Fluffy(29)



I’ll be on my deathbed, overtaken by dementia, and while I won’t know the name of the current president, by God, I’ll know the exact time on Tuesday afternoons that Will had to mow the front lawn when they lived on Concordian Road and I got Mom to drive me past his house on the way to the mall. (2:30 p.m., before his lacrosse practice).

I pull up to 29 Maplecure Street and look at the house through new eyes.

Without a porn crew bustling about, it’s got a different feel.

Imposing. Manicured. Polished and sophisticated, this is the home of someone significant. This is a showplace, designed to send signals. Financial signals.

Power signals.

Most people buy a home because it’s what they can afford, or for a specific school district or neighborhood. Most people settle into an environment out of a desire for comfort. We use adjectives and phrases that actually contain the word home to describe emotions:

Homey

Make yourself at home It’s like coming home Home is where the heart is





But houses like 29 Maplecure Street aren’t about comfort.

They’re about prestige.

Homes talk. They might not be able to speak directly, but if you’re fluent in Space like I am, you can pick up what they’re putting down. When I came here last week for the fluffer job, I thought I was staging a television show set. I wasn’t looking at the house through the eyes of a space professional working on selling this place.

Now I am.

I grin.

Will Lotham is going to give up that one percent so, so soon.
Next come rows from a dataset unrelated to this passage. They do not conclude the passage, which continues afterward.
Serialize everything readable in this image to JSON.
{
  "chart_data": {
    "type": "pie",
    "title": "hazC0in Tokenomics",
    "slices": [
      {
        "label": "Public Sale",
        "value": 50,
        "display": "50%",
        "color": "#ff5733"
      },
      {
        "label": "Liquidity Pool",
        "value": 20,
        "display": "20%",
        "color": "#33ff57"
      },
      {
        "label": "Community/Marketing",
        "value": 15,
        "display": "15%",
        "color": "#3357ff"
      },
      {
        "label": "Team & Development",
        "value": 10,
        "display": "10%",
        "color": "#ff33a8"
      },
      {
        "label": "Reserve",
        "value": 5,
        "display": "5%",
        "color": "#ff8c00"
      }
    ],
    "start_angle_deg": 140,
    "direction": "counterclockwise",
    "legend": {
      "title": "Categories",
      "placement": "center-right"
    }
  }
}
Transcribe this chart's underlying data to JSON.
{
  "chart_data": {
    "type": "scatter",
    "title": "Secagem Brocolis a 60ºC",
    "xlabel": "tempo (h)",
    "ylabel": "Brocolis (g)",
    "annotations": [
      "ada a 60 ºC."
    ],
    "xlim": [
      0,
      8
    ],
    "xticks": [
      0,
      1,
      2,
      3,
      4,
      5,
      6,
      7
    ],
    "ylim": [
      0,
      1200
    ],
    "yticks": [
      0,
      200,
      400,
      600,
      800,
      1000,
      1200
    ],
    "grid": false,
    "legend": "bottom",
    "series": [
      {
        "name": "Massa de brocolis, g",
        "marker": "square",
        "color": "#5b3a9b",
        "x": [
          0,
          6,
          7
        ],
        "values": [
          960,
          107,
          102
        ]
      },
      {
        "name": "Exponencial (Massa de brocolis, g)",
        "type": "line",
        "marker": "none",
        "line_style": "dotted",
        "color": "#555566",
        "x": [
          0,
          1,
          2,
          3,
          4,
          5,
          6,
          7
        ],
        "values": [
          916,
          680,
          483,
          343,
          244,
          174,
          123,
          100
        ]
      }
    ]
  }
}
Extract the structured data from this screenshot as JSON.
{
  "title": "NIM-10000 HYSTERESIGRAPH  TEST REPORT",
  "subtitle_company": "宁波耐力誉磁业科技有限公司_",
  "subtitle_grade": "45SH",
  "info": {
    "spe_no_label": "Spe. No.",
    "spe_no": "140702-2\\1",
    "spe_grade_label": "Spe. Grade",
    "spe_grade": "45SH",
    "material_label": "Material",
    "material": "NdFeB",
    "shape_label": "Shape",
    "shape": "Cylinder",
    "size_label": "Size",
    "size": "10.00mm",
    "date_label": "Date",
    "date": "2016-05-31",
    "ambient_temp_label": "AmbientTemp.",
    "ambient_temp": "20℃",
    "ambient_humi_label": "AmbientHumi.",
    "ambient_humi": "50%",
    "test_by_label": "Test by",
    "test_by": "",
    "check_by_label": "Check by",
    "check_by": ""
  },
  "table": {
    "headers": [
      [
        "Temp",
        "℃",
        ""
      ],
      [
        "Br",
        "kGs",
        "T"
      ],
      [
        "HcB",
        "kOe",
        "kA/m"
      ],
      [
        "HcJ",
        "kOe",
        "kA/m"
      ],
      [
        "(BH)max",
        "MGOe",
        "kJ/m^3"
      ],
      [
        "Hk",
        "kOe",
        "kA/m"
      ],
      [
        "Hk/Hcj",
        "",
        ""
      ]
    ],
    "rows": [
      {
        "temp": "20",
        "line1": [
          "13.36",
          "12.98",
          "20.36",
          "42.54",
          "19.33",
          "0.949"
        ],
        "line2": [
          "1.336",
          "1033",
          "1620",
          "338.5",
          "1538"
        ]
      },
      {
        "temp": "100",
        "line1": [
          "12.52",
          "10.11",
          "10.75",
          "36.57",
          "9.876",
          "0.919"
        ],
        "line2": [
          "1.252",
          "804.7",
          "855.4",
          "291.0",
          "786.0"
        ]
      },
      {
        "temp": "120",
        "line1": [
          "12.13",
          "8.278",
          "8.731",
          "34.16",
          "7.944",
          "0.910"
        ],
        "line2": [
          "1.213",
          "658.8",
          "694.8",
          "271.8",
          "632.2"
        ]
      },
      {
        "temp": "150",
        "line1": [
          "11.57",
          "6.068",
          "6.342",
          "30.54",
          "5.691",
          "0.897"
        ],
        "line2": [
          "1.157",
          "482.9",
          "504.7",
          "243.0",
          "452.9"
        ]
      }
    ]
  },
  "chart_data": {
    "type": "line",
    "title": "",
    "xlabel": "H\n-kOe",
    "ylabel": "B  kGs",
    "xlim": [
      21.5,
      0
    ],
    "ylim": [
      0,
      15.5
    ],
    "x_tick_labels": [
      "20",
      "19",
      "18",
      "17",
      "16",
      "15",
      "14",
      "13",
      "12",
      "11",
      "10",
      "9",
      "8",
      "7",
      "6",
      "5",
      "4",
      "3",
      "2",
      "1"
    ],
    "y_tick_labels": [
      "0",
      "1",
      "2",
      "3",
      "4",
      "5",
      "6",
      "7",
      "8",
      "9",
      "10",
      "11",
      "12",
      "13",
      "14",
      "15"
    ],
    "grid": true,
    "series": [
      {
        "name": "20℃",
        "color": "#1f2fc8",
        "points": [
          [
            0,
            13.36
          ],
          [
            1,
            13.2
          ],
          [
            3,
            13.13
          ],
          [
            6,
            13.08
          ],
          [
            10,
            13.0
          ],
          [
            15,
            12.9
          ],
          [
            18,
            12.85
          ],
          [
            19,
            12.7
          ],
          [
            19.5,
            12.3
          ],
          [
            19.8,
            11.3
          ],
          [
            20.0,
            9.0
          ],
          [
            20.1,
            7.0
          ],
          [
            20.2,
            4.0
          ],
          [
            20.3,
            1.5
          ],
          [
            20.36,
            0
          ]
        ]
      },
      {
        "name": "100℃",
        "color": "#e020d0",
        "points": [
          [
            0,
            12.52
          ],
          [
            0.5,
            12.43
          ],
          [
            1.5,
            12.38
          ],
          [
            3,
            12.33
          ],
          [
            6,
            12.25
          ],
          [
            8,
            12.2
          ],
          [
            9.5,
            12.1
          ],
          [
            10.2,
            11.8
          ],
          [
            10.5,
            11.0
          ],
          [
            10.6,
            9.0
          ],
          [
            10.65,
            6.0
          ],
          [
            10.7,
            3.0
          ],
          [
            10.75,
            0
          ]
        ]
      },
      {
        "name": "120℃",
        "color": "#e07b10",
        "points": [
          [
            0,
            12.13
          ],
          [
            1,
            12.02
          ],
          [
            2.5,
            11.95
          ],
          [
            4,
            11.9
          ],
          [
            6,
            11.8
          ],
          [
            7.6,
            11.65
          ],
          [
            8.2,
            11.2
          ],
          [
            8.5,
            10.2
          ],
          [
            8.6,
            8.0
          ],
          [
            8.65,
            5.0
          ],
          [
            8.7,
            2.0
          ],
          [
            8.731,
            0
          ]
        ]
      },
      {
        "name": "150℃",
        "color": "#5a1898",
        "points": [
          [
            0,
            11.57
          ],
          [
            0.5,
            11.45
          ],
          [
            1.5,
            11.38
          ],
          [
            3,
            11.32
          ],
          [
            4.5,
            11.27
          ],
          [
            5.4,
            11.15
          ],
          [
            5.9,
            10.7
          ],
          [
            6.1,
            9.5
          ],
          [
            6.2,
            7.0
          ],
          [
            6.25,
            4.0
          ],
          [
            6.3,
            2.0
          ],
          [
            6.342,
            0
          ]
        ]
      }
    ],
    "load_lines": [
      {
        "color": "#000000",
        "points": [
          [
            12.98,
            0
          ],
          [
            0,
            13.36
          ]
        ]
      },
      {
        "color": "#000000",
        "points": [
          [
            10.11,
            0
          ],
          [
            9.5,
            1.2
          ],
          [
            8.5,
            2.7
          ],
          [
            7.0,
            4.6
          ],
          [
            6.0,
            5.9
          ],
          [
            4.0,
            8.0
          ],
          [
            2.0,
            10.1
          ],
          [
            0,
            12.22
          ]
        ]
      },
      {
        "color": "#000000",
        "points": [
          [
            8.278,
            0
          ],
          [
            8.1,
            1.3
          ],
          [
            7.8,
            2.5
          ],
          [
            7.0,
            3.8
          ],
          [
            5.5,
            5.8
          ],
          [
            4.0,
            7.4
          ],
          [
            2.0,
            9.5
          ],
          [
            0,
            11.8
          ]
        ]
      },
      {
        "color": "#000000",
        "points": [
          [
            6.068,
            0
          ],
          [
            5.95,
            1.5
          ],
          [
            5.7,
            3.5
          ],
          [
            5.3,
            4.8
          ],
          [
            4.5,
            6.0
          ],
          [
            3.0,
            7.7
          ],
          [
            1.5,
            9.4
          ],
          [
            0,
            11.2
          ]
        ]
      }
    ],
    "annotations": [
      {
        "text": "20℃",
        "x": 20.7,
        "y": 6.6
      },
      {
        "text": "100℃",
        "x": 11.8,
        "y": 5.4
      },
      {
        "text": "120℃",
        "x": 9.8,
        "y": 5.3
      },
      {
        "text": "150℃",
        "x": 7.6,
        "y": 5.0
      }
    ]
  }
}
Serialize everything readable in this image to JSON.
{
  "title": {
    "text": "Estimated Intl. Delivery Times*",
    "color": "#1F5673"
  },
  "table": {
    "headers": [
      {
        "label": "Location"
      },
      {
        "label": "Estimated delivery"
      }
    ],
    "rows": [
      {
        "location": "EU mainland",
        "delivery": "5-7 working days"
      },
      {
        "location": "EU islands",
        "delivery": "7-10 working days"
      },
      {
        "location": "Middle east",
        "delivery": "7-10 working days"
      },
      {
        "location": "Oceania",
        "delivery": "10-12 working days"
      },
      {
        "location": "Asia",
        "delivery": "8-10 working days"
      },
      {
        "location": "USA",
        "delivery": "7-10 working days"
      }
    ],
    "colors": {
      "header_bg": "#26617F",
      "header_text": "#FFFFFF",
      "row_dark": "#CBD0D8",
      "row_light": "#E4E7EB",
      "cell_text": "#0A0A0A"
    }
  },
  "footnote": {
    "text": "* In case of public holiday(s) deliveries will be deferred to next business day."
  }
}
At the thought of Will, my body tingles, heat pouring into my arms, legs, chest at the instant memory recall programmed into me. See, this is the problem with Will being back in my world: I’ve spent ten years chasing him out of my head.

I evicted him.

Turns out he’s been squatting in my heart.

Who knew?

Okay, okay–Perky and Fiona knew. But that’s because they’re jerks who think they know me better than I know myself.

But they are wrong—

Shoot.

They’re right.

Will’s parents' house, on careful examination, is more than a showplace. Quiet beige dominates the stonework, but it’s done with such fine taste and superb craftsmanship that it commands attention. Together, the architectural designer and the mason elevated the simplest scheme to an artisanal visual feast, with the stonework itself at the center. If you’ve ever been caught off guard by beauty, you know what I mean. I could look at the walls, the steps, the intersection of paths for hours and never be bored.

And that’s just the beginning.

When I arrived here last week for the fluffer job, I was in a different head space. Head space matters. We think of reality as one monolithic state, but it’s actually a prism. Twist in another direction by a millimeter and the world you thought you knew disappears, replaced by a charmingly different–yet disturbingly familiar–state.

The Mallory who walked up this stone path last week is one twist away from the Mallory I am now.

I like the now better.

Combining an appealing, comfortable feel with an eye for power display is tough to manage. The Lothams have done it. Will said his mother managed interior design for the company, and while her own ideas at the office made me cringe, as I punch the key code into the lock and open the front door, I have to retract my doubts. She obviously hired the best to do this house.

It is, simply put, damn near perfect.

Gone is the garish red ottoman. Gone is the strange sofa. In their place, I see neutrals in tones that someone has assembled with a delicacy that is intriguing. Meant to blend in, the layers are all different shades and textures, with occasional soft blues and greens to bring the outside in. The New Zealand wool carpet isn’t there just for show. It’s meant for bare feet to walk on, for the indulgence of treating your sore tootsies after a long day, for allowing everyday pleasure to be factored into design.

Isn’t that supposed to be the point?

Yet only the best design does that, and few people look for it.

Except me.

And, apparently, whoever designed this home.

I said damn near perfect, mind you. The energy is still off, the unused, stagnant spaces making it pool into frustrated ponds of lifeless potential. This house was not meant to be even partly empty. Energy matters. Just like people.

Just like Will.

I move down the hall to the kitchen on the right, and stop dead in my tracks.

There, on the counter, are three items.

A jar of marshmallow Fluff.

A jar of creamy peanut butter.

A loaf of bread.

A note, with an envelope embossed with the initials WJL (William Joshua Lotham, my mind recites, pulling up data I shouldn’t be able to retrieve so quickly but do), is propped against the Fluff.

Ha.

Ha.

With an eagerness I don’t want to admit, I open the envelope and run my fingertips along the slanted handwriting. In high school, Will wanted to be an architect. His penmanship has a draftsman’s quality to it, almost font-like in its squared uniformity.

In case you have a sudden craving.

W

There’s a house brochure on the honed marble counter behind me, printed on heavy paper with gorgeous, full-color photos. It makes a useful fan. I wave it in front of my face, staring up at the beamed ceiling, willing my pulse to re-center itself where it belongs, at my throat.